I think that irony is in Maria’s nature, and the narrator definitely has a somewhat dry sense of humour. This novel is riddled with apparent sarcasm, but what if it’s not all genuine? What if Maria is actually as sensitive as the callousness of her exterior leads you to believe? Sure, she says “heroin rules” like she would do a line every week if she could, but she also writes in her journal “Piranha is on heroin” like she is actually extremely concerned for her friend’s physical and emotional well being. Maria is locked up inside her head, and perhaps verbal irony is one of the tools she uses to protect herself and further distance herself from making genuine human connections.

Questions:

What role does irony play in this book for you as a reader? How does it affect your interpretation of the narrative and your judgement of Maria as a character?

Does the voice of the narrator increase your understanding of Maria’s callousness, and do you think that she is a sensitive person underneath it all, or is the shell actually solid?

Is Third Person More Personal?

The thing that struck me the most about this reading is the amazing way that the author portrays the life and character of Maria through a third person perspective. Though most books we have read have been in first person in order to give us the internal monologue of the character, Imogen Binnie’s third person perspective does not diminish those benefits. Despite the seemingly more distant way of speaking in the third person, Maria’s internal monologue is still very much apparent. We can see her confusion, pain, and sarcasm in every word. The first chapters are a masterpiece because they give so much insight into the internal workings of Maria while still describing the other people and environment in enough detail to really give the reader a good idea of all the story’s components. Marias conflicting feelings of being normal and her intense sarcasm and cynicism for the world she lives in shines through the text and the things she says. Speaking of which, it is of interesting note that the author does not actually use any quotation marks in their dialogue. This seems to open up the flow of speech in the novel by streamlining both the punctuation and the structure, as dialogue is folded right into every paragraph. Because of the dissonance between the book’s extremely blunt and straightforward subject matter and the new style of writing Binnie uses, Nevada serves as a unique example of modern gay literature.

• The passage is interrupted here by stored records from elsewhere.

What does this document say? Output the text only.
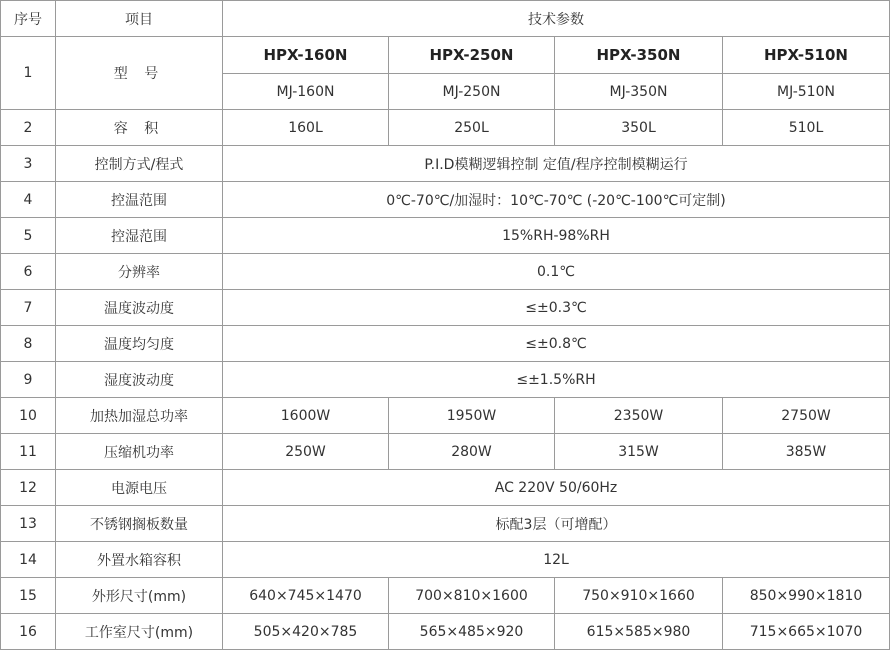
序号	项目	技术参数			
1	型 号	HPX-160N	HPX-250N	HPX-350N	HPX-510N
		MJ-160N	MJ-250N	MJ-350N	MJ-510N
2	容 积	160L	250L	350L	510L
3	控制方式/程式	P.I.D模糊逻辑控制 定值/程序控制模糊运行			
4	控温范围	0℃-70℃/加湿时：10℃-70℃ (-20℃-100℃可定制)			
5	控湿范围	15%RH-98%RH			
6	分辨率	0.1℃			
7	温度波动度	≤±0.3℃			
8	温度均匀度	≤±0.8℃			
9	湿度波动度	≤±1.5%RH			
10	加热加湿总功率	1600W	1950W	2350W	2750W
11	压缩机功率	250W	280W	315W	385W
12	电源电压	AC 220V 50/60Hz			
13	不锈钢搁板数量	标配3层（可增配）			
14	外置水箱容积	12L			
15	外形尺寸(mm)	640×745×1470	700×810×1600	750×910×1660	850×990×1810
16	工作室尺寸(mm)	505×420×785	565×485×920	615×585×980	715×665×1070
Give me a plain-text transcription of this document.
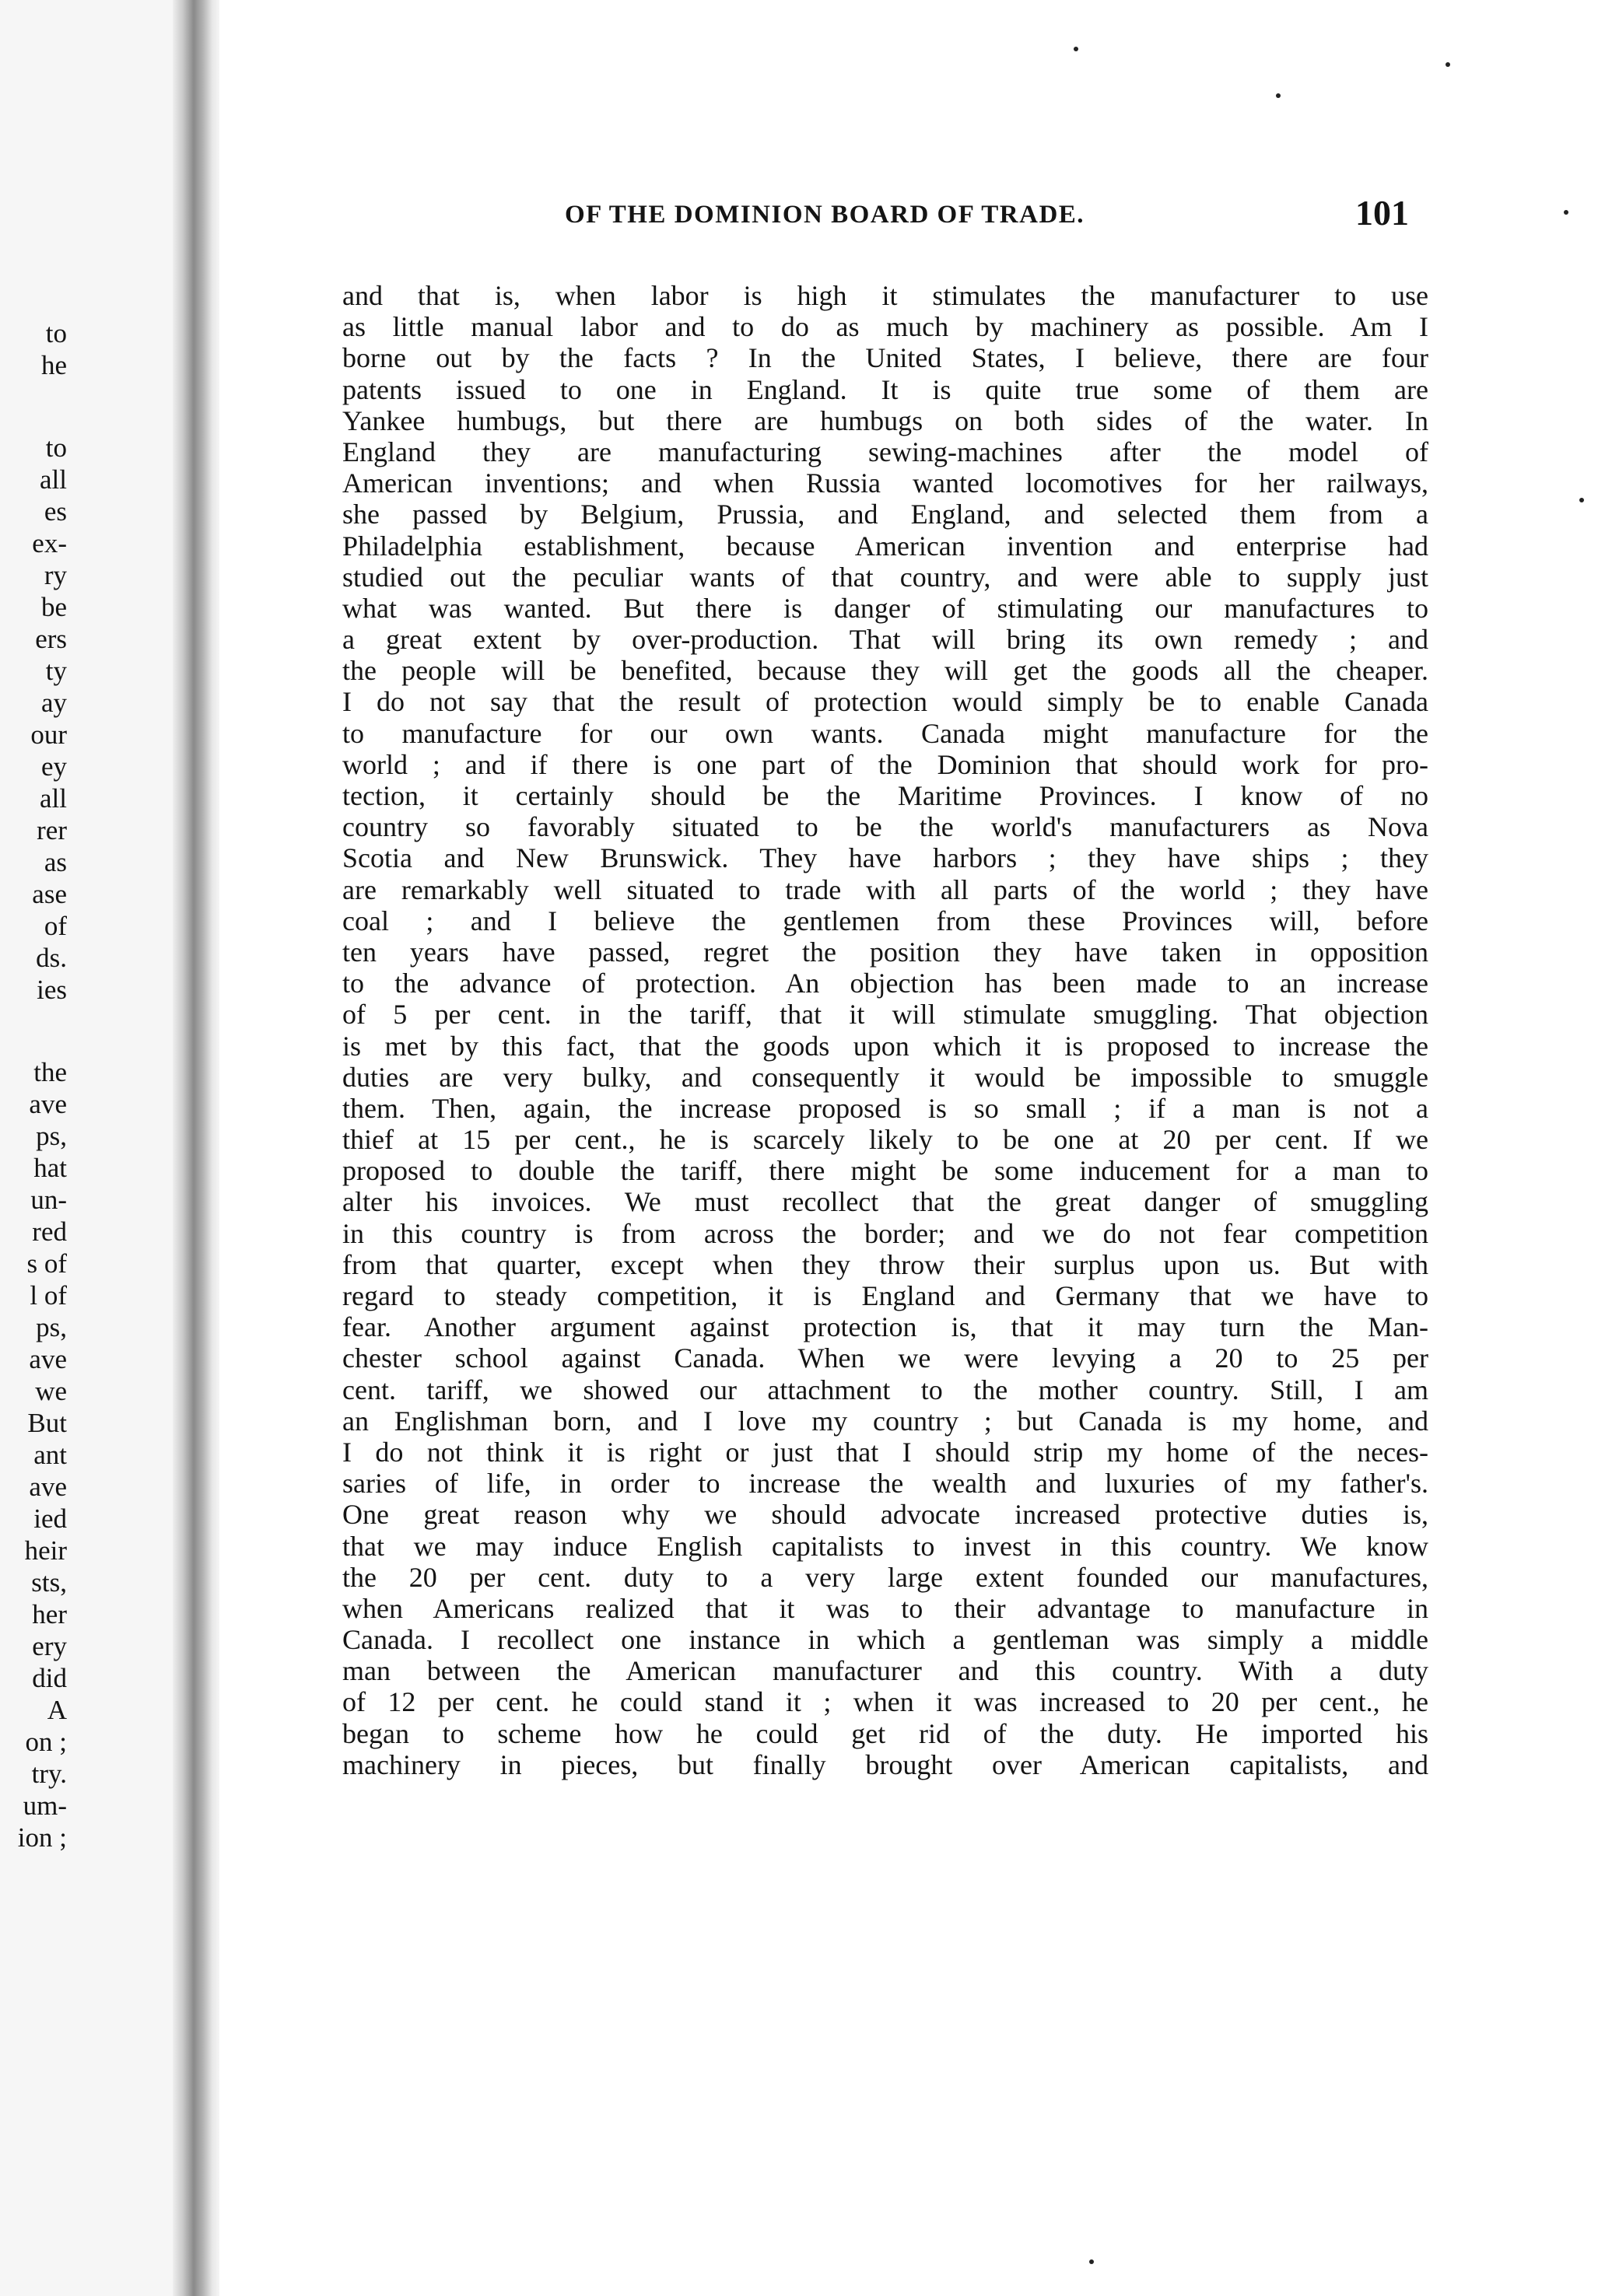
to
he
to
all
es
ex-
ry
be
ers
ty
ay
our
ey
all
rer
as
ase
of
ds.
ies
the
ave
ps,
hat
un-
red
s of
l of
ps,
ave
we
But
ant
ave
ied
heir
sts,
her
ery
did
A
on ;
try.
um-
ion ;
OF THE DOMINION BOARD OF TRADE.	101
and that is, when labor is high it stimulates the manufacturer to use
as little manual labor and to do as much by machinery as possible. Am I
borne out by the facts ? In the United States, I believe, there are four
patents issued to one in England. It is quite true some of them are
Yankee humbugs, but there are humbugs on both sides of the water. In
England they are manufacturing sewing-machines after the model of
American inventions; and when Russia wanted locomotives for her railways,
she passed by Belgium, Prussia, and England, and selected them from a
Philadelphia establishment, because American invention and enterprise had
studied out the peculiar wants of that country, and were able to supply just
what was wanted. But there is danger of stimulating our manufactures to
a great extent by over-production. That will bring its own remedy ; and
the people will be benefited, because they will get the goods all the cheaper.
I do not say that the result of protection would simply be to enable Canada
to manufacture for our own wants. Canada might manufacture for the
world ; and if there is one part of the Dominion that should work for pro-
tection, it certainly should be the Maritime Provinces. I know of no
country so favorably situated to be the world's manufacturers as Nova
Scotia and New Brunswick. They have harbors ; they have ships ; they
are remarkably well situated to trade with all parts of the world ; they have
coal ; and I believe the gentlemen from these Provinces will, before
ten years have passed, regret the position they have taken in opposition
to the advance of protection. An objection has been made to an increase
of 5 per cent. in the tariff, that it will stimulate smuggling. That objection
is met by this fact, that the goods upon which it is proposed to increase the
duties are very bulky, and consequently it would be impossible to smuggle
them. Then, again, the increase proposed is so small ; if a man is not a
thief at 15 per cent., he is scarcely likely to be one at 20 per cent. If we
proposed to double the tariff, there might be some inducement for a man to
alter his invoices. We must recollect that the great danger of smuggling
in this country is from across the border; and we do not fear competition
from that quarter, except when they throw their surplus upon us. But with
regard to steady competition, it is England and Germany that we have to
fear. Another argument against protection is, that it may turn the Man-
chester school against Canada. When we were levying a 20 to 25 per
cent. tariff, we showed our attachment to the mother country. Still, I am
an Englishman born, and I love my country ; but Canada is my home, and
I do not think it is right or just that I should strip my home of the neces-
saries of life, in order to increase the wealth and luxuries of my father's.
One great reason why we should advocate increased protective duties is,
that we may induce English capitalists to invest in this country. We know
the 20 per cent. duty to a very large extent founded our manufactures,
when Americans realized that it was to their advantage to manufacture in
Canada. I recollect one instance in which a gentleman was simply a middle
man between the American manufacturer and this country. With a duty
of 12 per cent. he could stand it ; when it was increased to 20 per cent., he
began to scheme how he could get rid of the duty. He imported his
machinery in pieces, but finally brought over American capitalists, and
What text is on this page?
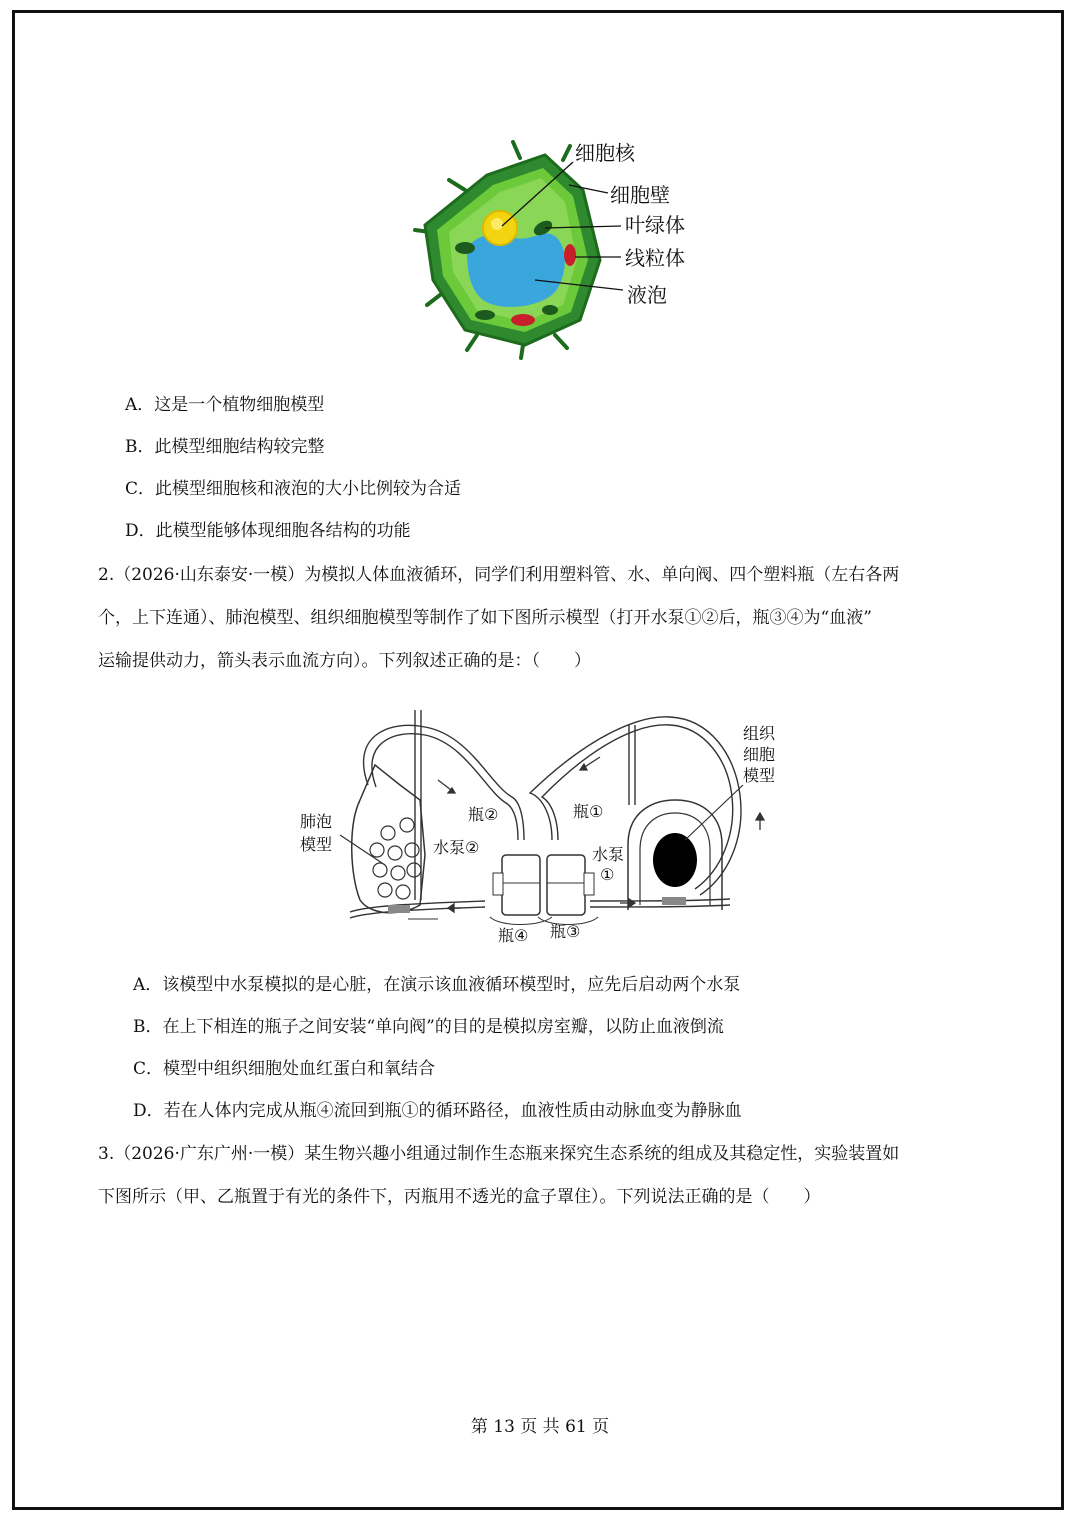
细胞核
细胞壁
叶绿体
线粒体
液泡
A．这是一个植物细胞模型
B．此模型细胞结构较完整
C．此模型细胞核和液泡的大小比例较为合适
D．此模型能够体现细胞各结构的功能
2.（2026·山东泰安·一模）为模拟人体血液循环，同学们利用塑料管、水、单向阀、四个塑料瓶（左右各两
个，上下连通）、肺泡模型、组织细胞模型等制作了如下图所示模型（打开水泵①②后，瓶③④为“血液”
运输提供动力，箭头表示血流方向）。下列叙述正确的是：（　　）
肺泡
模型
组织
细胞
模型
瓶②	瓶①
水泵②	水泵
①
瓶④ 瓶③
A．该模型中水泵模拟的是心脏，在演示该血液循环模型时，应先后启动两个水泵
B．在上下相连的瓶子之间安装“单向阀”的目的是模拟房室瓣，以防止血液倒流
C．模型中组织细胞处血红蛋白和氧结合
D．若在人体内完成从瓶④流回到瓶①的循环路径，血液性质由动脉血变为静脉血
3.（2026·广东广州·一模）某生物兴趣小组通过制作生态瓶来探究生态系统的组成及其稳定性，实验装置如
下图所示（甲、乙瓶置于有光的条件下，丙瓶用不透光的盒子罩住）。下列说法正确的是（　　）
第 13 页 共 61 页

Given that Binnie’s writing style struck out so much to me, my questions are as follows:

  1. What are some assumptions we have about first person and third person perspectives in writing? What feelings does Binnie convey about Maria by using third person language? How distant is the text made to feel from the story’s meaning?
  2. Does Maria seem distant from the reader, as well as from herself and her friends? What purpose does this serve in the telling of her story?